Il ne s’agit pas, redisons-le, de métier, car, à ce chapitre, nous n’avons de leçons à recevoir de personne ni à en donner à qui que ce soit. Seulement, on dirait que notre obsession pour la communication s’est peu à peu figée en elle-même pour finir par ne plus rien communiquer. Que de fois j’ai parlé à de jeunes journalistes qui me disaient sans la moindre duplicité leur passion pour la communication. Je leur demandais alors ce qu’ils et elles aimaient communiquer. Réponses vagues ou pas de réponse du tout, comme si l’on ne comprenait pas l’objet de ma question (c’est normal puisque l’on ne communique rien). 

Dans ce climat où la passion de communiquer tient lieu de catéchisme et de culture, on a oublié qu’il fallait communiquer quelque chose et que ce quelque chose était la base même du métier. Cette oblitération de la chose à transmettre constitue, dans l’allégresse la plus totale, le terreau fertile de toutes les approximations, de tous les clichés et de toutes les manifestations d’humeur qui tiennent désormais lieu de contenu médiatique et de preuve de courage. Au Québec, ce glissement se complique par notre propension à privilégier le sentiment aux dépens du sens critique, à nous obséder de consensus, à étouffer toute opinion hétérodoxe et, de la sorte, à voir dans cet unanimisme le signe que nous sommes bel et bien le sel de la terre et la lumière du monde. 
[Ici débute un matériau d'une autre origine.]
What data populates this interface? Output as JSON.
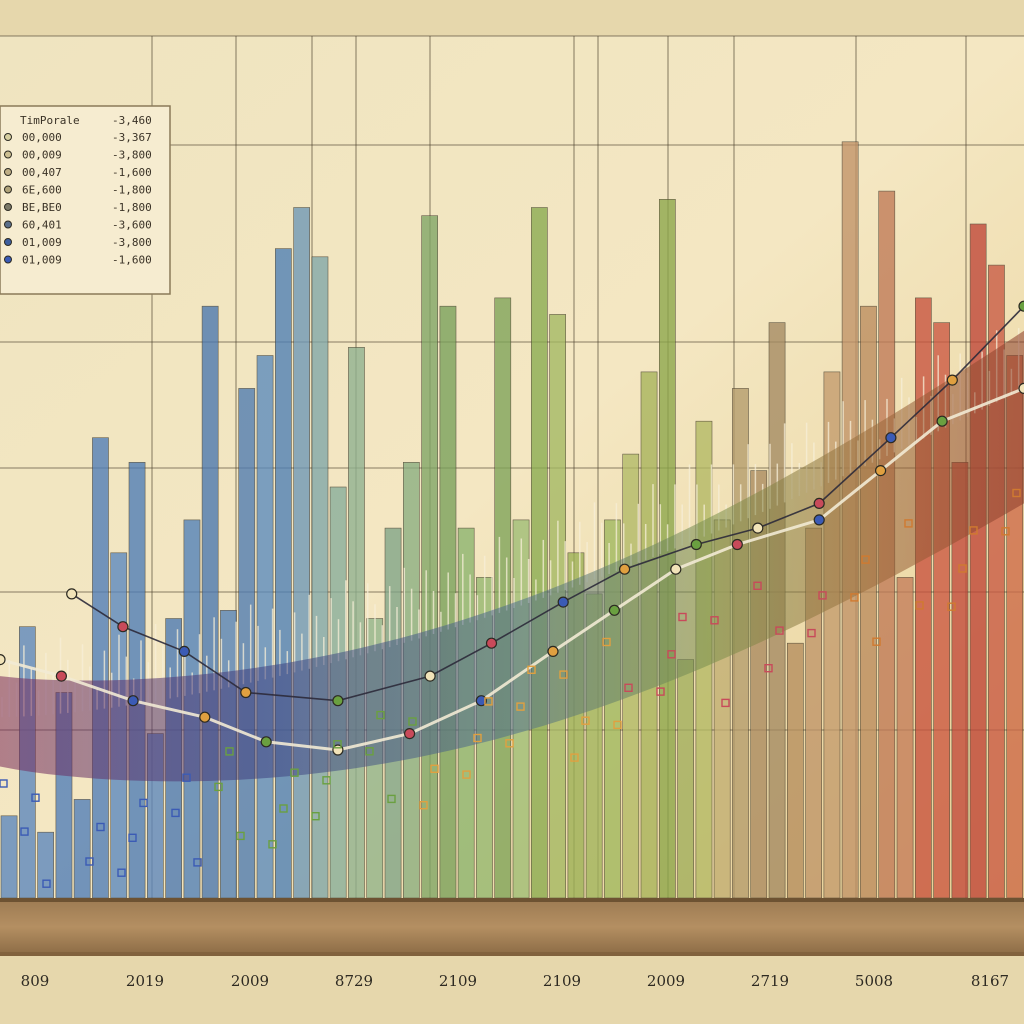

Les médias sont certes soucieux d’audimat, lequel conditionne les inscriptions et les revenus publicitaires. Mais, indépendamment de leur crise publicitaire financière due en grande partie à la rapine des GAFAM, en l’absence de plus en plus criante de ces garde-fous que sont le jugement, la cohérence, la culture générale, le souci du citoyen et, plus largement, l’examen le plus fidèle de la vie, les médias deviennent la proie de magnats intéressés qui comprennent notamment tout l’intérêt qu’il y a à engager des vedettes sans aucun métier journalistique qui n’ont d’appât que leur nom (cela dit, sans égard pour la valeur réelle de leur réputation). Ou à engager des personnalités qui rédigent des billets d’humeur que l’opinion publique confond avec l’authenticité.  

Le médium qui devait servir d’intermédiaire aussi fidèle que possible s’est ainsi substitué au réel à transmettre et l’auditeur n’a de prise sur celui-ci que par ce que celui-là en dit.